Anyone have much experience with Chancellor? I made one back in '98 that is finally drinkable. It was black with tannins because I left it on the skins until they sank. That, along with too much acid made it virtually undrinkable until now.
Not that I mind waiting 8 years but this year I will make it again and was wondering what acid levels other shoot for with this hybrid. I bottled this at 7.5 g/l which just seems too high. I may shoot for
6.5/g/l this time; that's higher than I normally go but this grape makes good wine and I would expect those bottles to last 10-15 years that I made back in 98. I may actually pull of some for earlier drinking and leave some on the skins longer for laying down.It was literally undrinkable to a novice until now, only someone who likes big, dry reds would appreciate this. As much as people say they like big dry reds in the US I don't buy that. It's usually an acquired taste and most people I know never get that far with wines.
I liked the heavy tannins. I make a lot of light reds from Regina juice and they are fine for everyday table wines but a big red is never a bad thing when the meal calls for it.
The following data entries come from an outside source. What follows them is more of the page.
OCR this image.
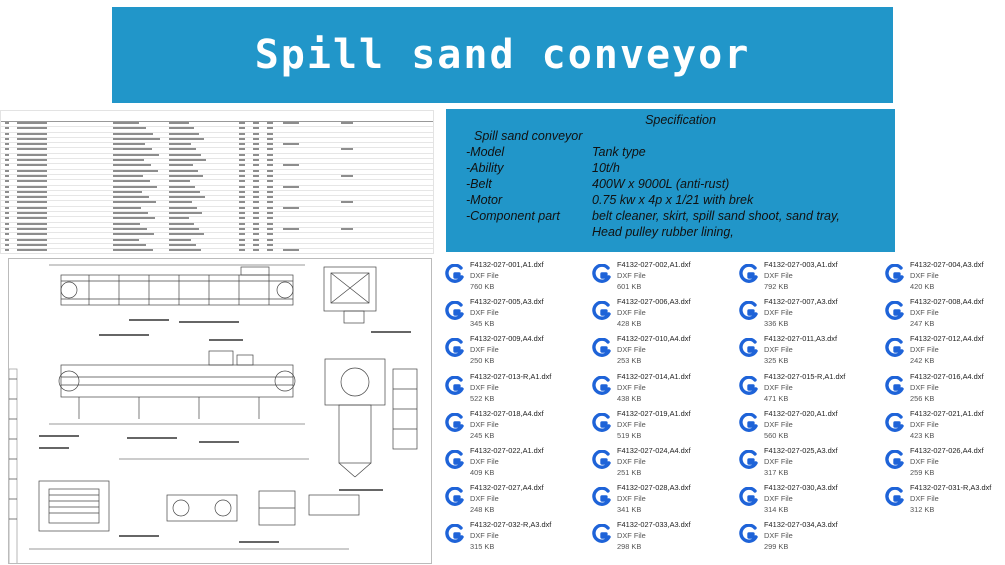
Spill sand conveyor
Specification
Spill sand conveyor
-Model	Tank type
-Ability	10t/h
-Belt	400W x 9000L (anti-rust)
-Motor	0.75 kw x 4p x 1/21 with brek
-Component part	belt cleaner, skirt, spill sand shoot, sand tray,
Head pulley rubber lining,
F4132-027-001,A1.dxf
DXF File
760 KB
F4132-027-002,A1.dxf
DXF File
601 KB
F4132-027-003,A1.dxf
DXF File
792 KB
F4132-027-004,A3.dxf
DXF File
420 KB
F4132-027-005,A3.dxf
DXF File
345 KB
F4132-027-006,A3.dxf
DXF File
428 KB
F4132-027-007,A3.dxf
DXF File
336 KB
F4132-027-008,A4.dxf
DXF File
247 KB
F4132-027-009,A4.dxf
DXF File
250 KB
F4132-027-010,A4.dxf
DXF File
253 KB
F4132-027-011,A3.dxf
DXF File
325 KB
F4132-027-012,A4.dxf
DXF File
242 KB
F4132-027-013-R,A1.dxf
DXF File
522 KB
F4132-027-014,A1.dxf
DXF File
438 KB
F4132-027-015-R,A1.dxf
DXF File
471 KB
F4132-027-016,A4.dxf
DXF File
256 KB
F4132-027-018,A4.dxf
DXF File
245 KB
F4132-027-019,A1.dxf
DXF File
519 KB
F4132-027-020,A1.dxf
DXF File
560 KB
F4132-027-021,A1.dxf
DXF File
423 KB
F4132-027-022,A1.dxf
DXF File
409 KB
F4132-027-024,A4.dxf
DXF File
251 KB
F4132-027-025,A3.dxf
DXF File
317 KB
F4132-027-026,A4.dxf
DXF File
259 KB
F4132-027-027,A4.dxf
DXF File
248 KB
F4132-027-028,A3.dxf
DXF File
341 KB
F4132-027-030,A3.dxf
DXF File
314 KB
F4132-027-031-R,A3.dxf
DXF File
312 KB
F4132-027-032-R,A3.dxf
DXF File
315 KB
F4132-027-033,A3.dxf
DXF File
298 KB
F4132-027-034,A3.dxf
DXF File
299 KB
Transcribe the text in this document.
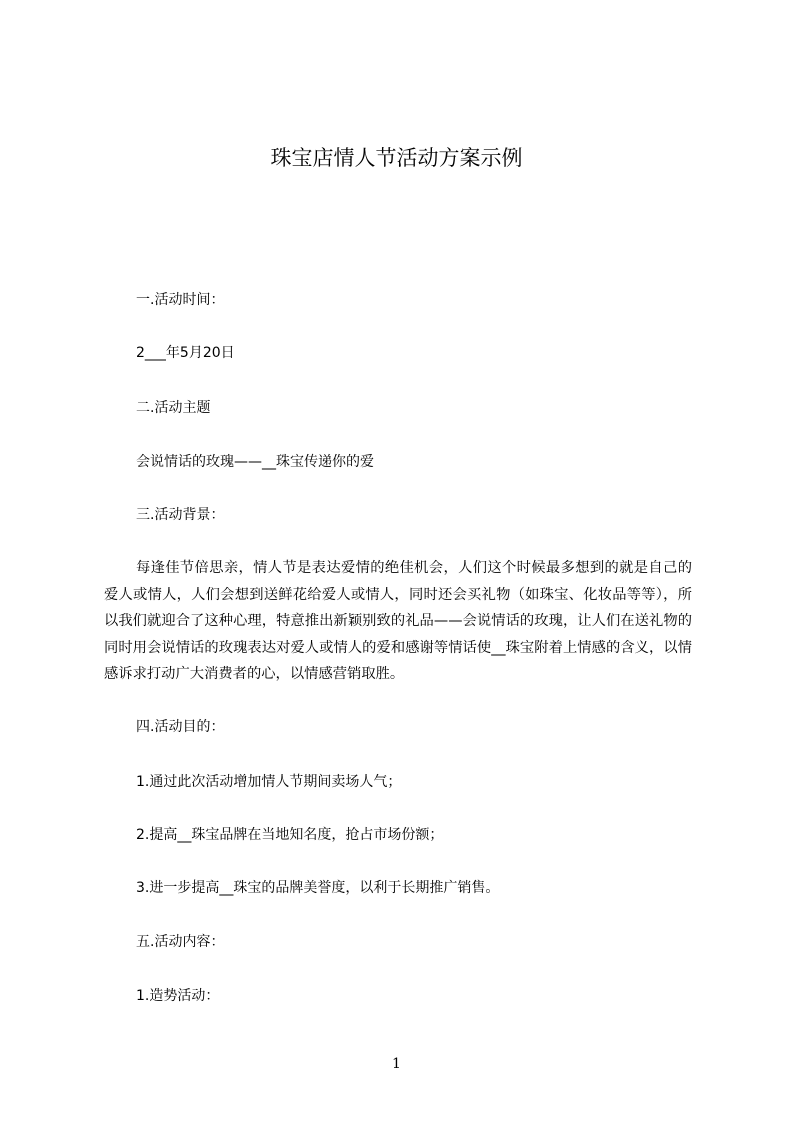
珠宝店情人节活动方案示例
一.活动时间：
2___年5月20日
二.活动主题
会说情话的玫瑰——__珠宝传递你的爱
三.活动背景：
每逢佳节倍思亲，情人节是表达爱情的绝佳机会，人们这个时候最多想到的就是自己的爱人或情人，人们会想到送鲜花给爱人或情人，同时还会买礼物（如珠宝、化妆品等等），所以我们就迎合了这种心理，特意推出新颖别致的礼品——会说情话的玫瑰，让人们在送礼物的同时用会说情话的玫瑰表达对爱人或情人的爱和感谢等情话使__珠宝附着上情感的含义，以情感诉求打动广大消费者的心，以情感营销取胜。
四.活动目的：
1.通过此次活动增加情人节期间卖场人气；
2.提高__珠宝品牌在当地知名度，抢占市场份额；
3.进一步提高__珠宝的品牌美誉度，以利于长期推广销售。
五.活动内容：
1.造势活动：
1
The only fault if you wanted to call it that was the acid level, it dropped a little in the sediment but it still had a lot in there. Next bottle I will test. I think the reason I left it that high was mostly inexperience along with the pH being at 3.5. I traded off and bottled it too tart for my tastes in the interest of the numbers. That is not something I would do now, the taste is my tie breaker.
I was thinking of following Tom S's regime of lowering pH to 3.3 no matter what it does to the TA pre-ferment but this wine is good without ML; I'm not sure I want to go that route. I may split the difference, crops in PA are never predictable anyway. You get what the weather provides and go from there. Northwestern PA almost always requires some intervention.